Let me be clear- Sandals Resorts Ltd IS NOT the problem. The concessions granted to Sandals are NOT the problem. The problem is that we are promoting self-destruction of LOCAL businesses by making it IMPOSSIBLE for them to compete, not only in the Caribbean, but in our OWN country! Local businesses CANNOT survive if we have to play with one hand tied behind our back! Does this mean that tomorrow all businesses in Barbados will go bankrupt? No, but it means a long, slow and painful death for ALL local businesses competing in the tourism sector- which is the major driver of the economy! Furthermore, the 150 work permits we are told have been granted to Sandals means 150 foreigners coming and taking Bajan jobs. These kind of grants have never occurred in the HISTORY of Barbados or to the writers knowledge in any sector, far less the tourism sector.
What next? Once concessions are granted to a huge international chain like Sandals, they (the Barbados government) have no grounds on which to reject any other large hotel chain that decides to enter our country or for that matter any other large tourism related company? Where is the line and where does this bloody rollercoaster ride end? The way it is going – the future may very well end up in the hands of foreign billionaires, taking the occasional trip over in their private jets to see how their empire is going. These people will not care intimately about Barbados the way we locals do. They won’t treasure what we treasure and they won’t care. They will be seeking new ways to make bigger year end profits. This is unlike local Bajan owners who care for our island. (This is not pointing a finger at Sandals. Simply pointing out where we may be heading.)
What steps does the Barbados Government need to take to soften the matter and put Bajan hearts at ease? They need to give ALL these concessions to ALL local hotel businesses. This will invigorate and promote local growth from within, keeping our jobs and profits LOCAL.

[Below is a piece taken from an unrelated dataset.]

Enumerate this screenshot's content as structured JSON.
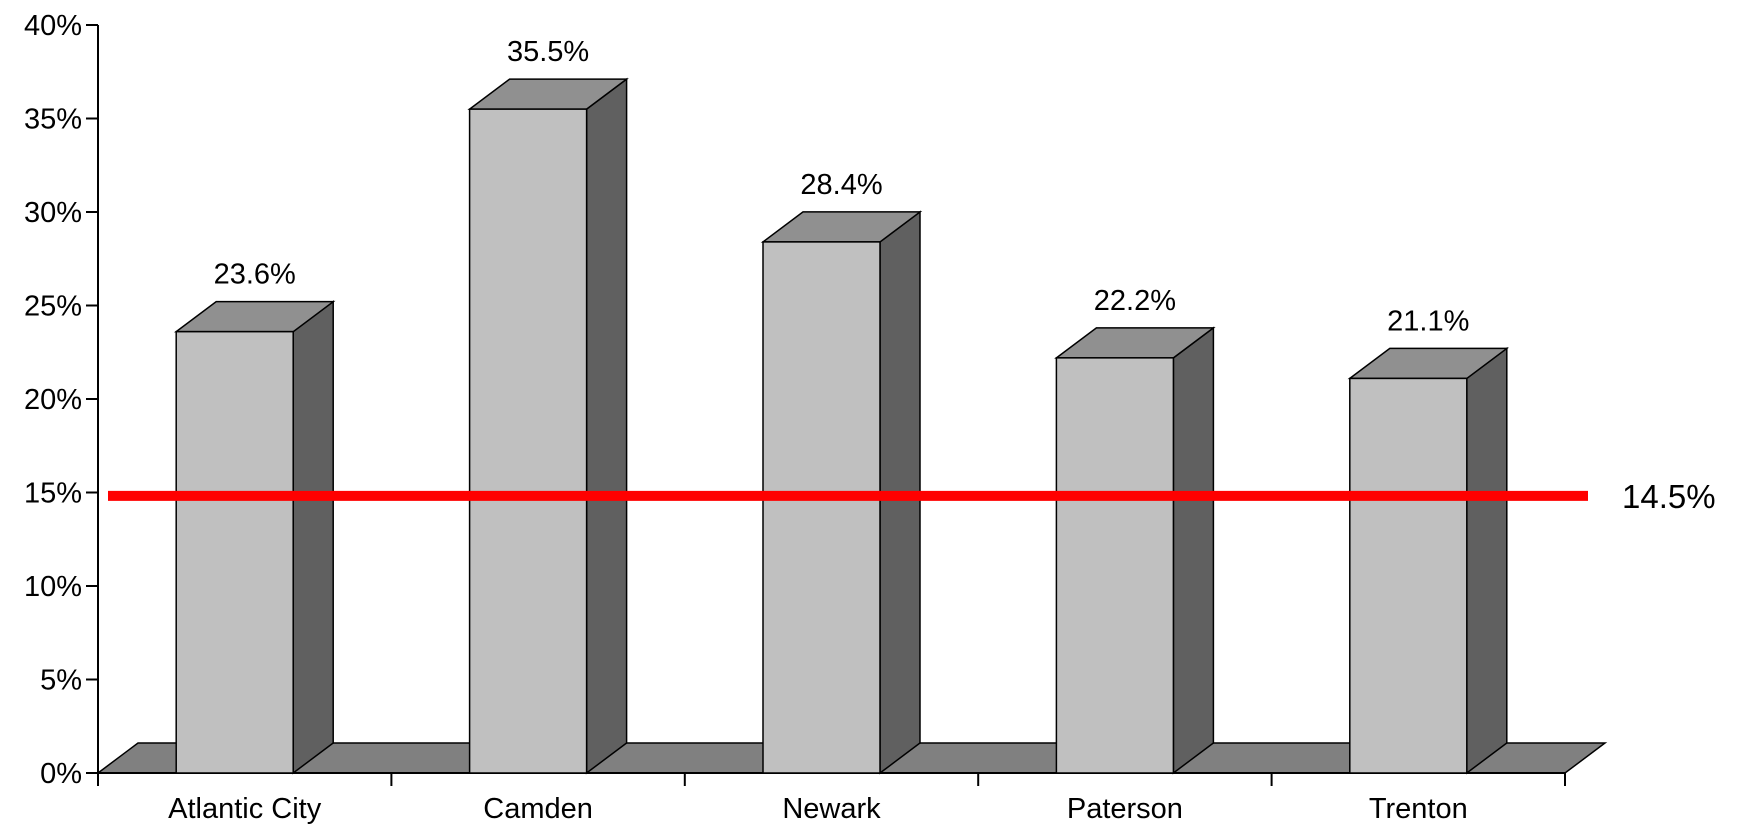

We as a people have been very conservative in relation to political matters in the past. This is a time when we ALL need to take a stand for the people of Barbados, for our jobs, our families and our lifestyles. There is NO line we shouldn’t be willing to cross. We DESERVE these concessions and we DESERVE a level playing field. Being relentless in our demand is the only way we will achieve justice for the Barbadian people.